Nous ne sommes pas restés longtemps dans le fossé. Le commandant nous a fait sortir lorsque le grondement des chars a commencé à s’éloigner vers la forêt. « Avancez, derrière eux. Ne les laissez pas prendre l’avantage. Nettoyons derrière les blindés ». Nous sommes sortis de nos trous, en sautant par-dessus les corps, les fosses, les branches brisées. Nos pieds s’enfonçaient dans la boue, mais nous avancions, courbés, prêts à tirer. Devant, à deux cents mètres environ, se profilaient les silhouettes de nos véhicules. Trois chars et un BMP. Ils avançaient lentement, ratissant la forêt, tirant des rafales courtes et précises. Le sol sous nos pieds tremblait à cause de leurs tirs.
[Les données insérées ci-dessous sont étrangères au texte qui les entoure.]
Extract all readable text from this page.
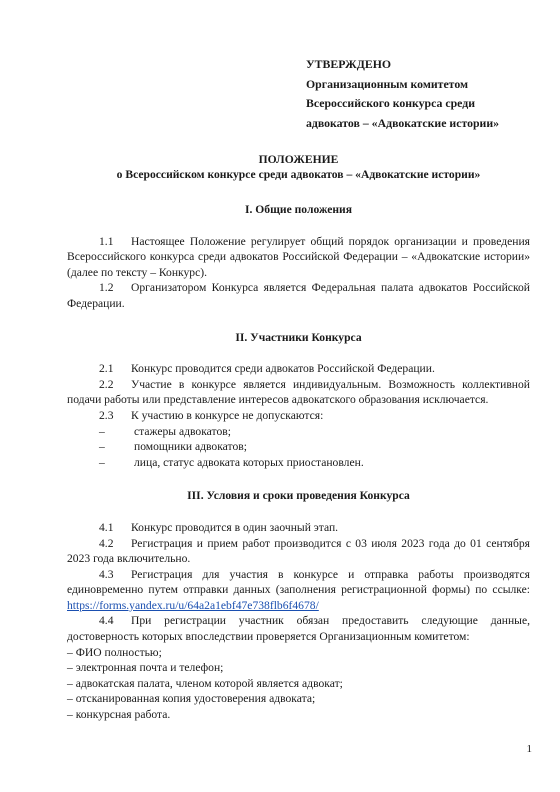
УТВЕРЖДЕНО
Организационным комитетом
Всероссийского конкурса среди
адвокатов – «Адвокатские истории»
ПОЛОЖЕНИЕ
о Всероссийском конкурсе среди адвокатов – «Адвокатские истории»
I. Общие положения

1.1 Настоящее Положение регулирует общий порядок организации и проведения Всероссийского конкурса среди адвокатов Российской Федерации – «Адвокатские истории» (далее по тексту – Конкурс).

1.2 Организатором Конкурса является Федеральная палата адвокатов Российской Федерации.

II. Участники Конкурса

2.1 Конкурс проводится среди адвокатов Российской Федерации.

2.2 Участие в конкурсе является индивидуальным. Возможность коллективной подачи работы или представление интересов адвокатского образования исключается.

2.3 К участию в конкурсе не допускаются:

–	стажеры адвокатов;
–	помощники адвокатов;
–	лица, статус адвоката которых приостановлен.
III. Условия и сроки проведения Конкурса

4.1 Конкурс проводится в один заочный этап.

4.2 Регистрация и прием работ производится с 03 июля 2023 года до 01 сентября 2023 года включительно.

4.3 Регистрация для участия в конкурсе и отправка работы производятся единовременно путем отправки данных (заполнения регистрационной формы) по ссылке: https://forms.yandex.ru/u/64a2a1ebf47e738flb6f4678/

4.4 При регистрации участник обязан предоставить следующие данные, достоверность которых впоследствии проверяется Организационным комитетом:

– ФИО полностью;

– электронная почта и телефон;

– адвокатская палата, членом которой является адвокат;

– отсканированная копия удостоверения адвоката;

– конкурсная работа.

1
Nous sommes sortis de la lisière lorsque le premier char entrait dans le village. C’était le même village d’où l’attaque avait été lancée ce matin. Les maisons étaient grises, écaillées, avec des fenêtres brisées. Un silence oppressant régnait, seuls le cliquetis des chenilles et de rares rafales d’armes automatiques rompaient le silence.
J’avais suivi Mityaï, en essayant de rester près du parapet de la route pour voir les deux flancs. Soudain, devant, juste devant le char de tête, un panache de fumée s’éleva. Je n’avais pas tout de suite compris ce qui s’était passé. Le bruit est arrivé une seconde plus tard – un bruit sec, percutant, différent d’une explosion de projectile. C’était un missile antichar. Il avait percuté le char par le côté droit, là où la tourelle se raccordait au châssis.
Je n’avais jamais vu une tourelle s’envoler. C’était la première fois. D’abord, juste une lueur, orange, plus forte que celle du soleil. Puis la tourelle, énorme, de plusieurs tonnes, a sauté comme un jouet, s’est détachée du châssis et a tourné dans les airs avant de s’écraser dans la boue, à quelques mètres du véhicule. Le corps du char s’est recouvert d’une fumée noire et huilée, et des flammes ont jailli des trappes. Un bourdonnement a rempli mes oreilles, au point que j’ai cessé d’entendre ma propre respiration. J’ai été projeté en arrière par l’onde de choc, et je suis tombé, me cognant le crâne contre le sol. Une éclaboussure de métal chaud a sifflé au-dessus de moi et s’est enfoncée dans un arbre derrière.
J’étais allongé, regardant le ciel fumé et n’arrivant pas à respirer. Une seule pensée me traversait l’esprit : il y a des gens là-dedans. L’équipage. Nos hommes. Mityaï s’est jeté sur moi d’en haut, me serrant contre le sol. « Reste couché, ne bouge pas ! Il y en aura d’autres ! » J’ai essayé de me lever, mais il me retenait. Et alors un deuxième missile antichar a frappé une autre voiture, celle qui suivait. La tourelle a de nouveau explosé, mais dans l’autre sens, dans un champ, où l’herbe a pris feu. La fumée a tout recouvert. J’ai vu le troisième char, celui qui fermait la colonne, faire brusquement marche arrière, se retournant, et ouvrir le feu sur la forêt d’où venaient les missiles. Le BMP tirait à longue rafale, des rafales longues et furieuses. Puis un silence s’est installé, seuls le crissement des blindés et le sifflement des flammes.
Nous nous sommes relevés. Le premier char brûlait, sa tourelle reposant sur le côté, des flammes sortant du hublot. Le second aussi. Je ne sais pas qui était à l’intérieur. Nous n’avons pas pu nous approcher – trop chaud, trop de fragments, et on ne savait pas s’ils tiraient encore. Nous sommes restés simplement debout, regardant nos véhicules brûler, le métal fondre, la fumée s’élever dans le ciel. Et quelque chose s’est brisé en moi. Pas de peur, même. De l’impuissance. Que ces gars, qui venaient de nous sauver, qui avaient traversé le brouillard et la boue pour nous protéger le dos, gisaient maintenant dans leurs cercueils de fer, et qu’il n’y avait rien que nous puissions faire.
Nous sommes partis. Nous avons contourné les restes en flammes, en nous penchant, à travers un potager, à travers une clôture brisée. Devant, nos hommes tiraient déjà. Le troisième char et le BMP perçaient la défense. Nous avons couru, trébuchant, sans regarder en arrière. J’entendais Mityaï maudire entre ses dents. Je me taisais. Dans ma tête, il y avait une image : la tourelle, volant dans les airs, tournant lentement, tombant dans la boue. Et ça, je pense que ça restera gravé en moi pour toujours.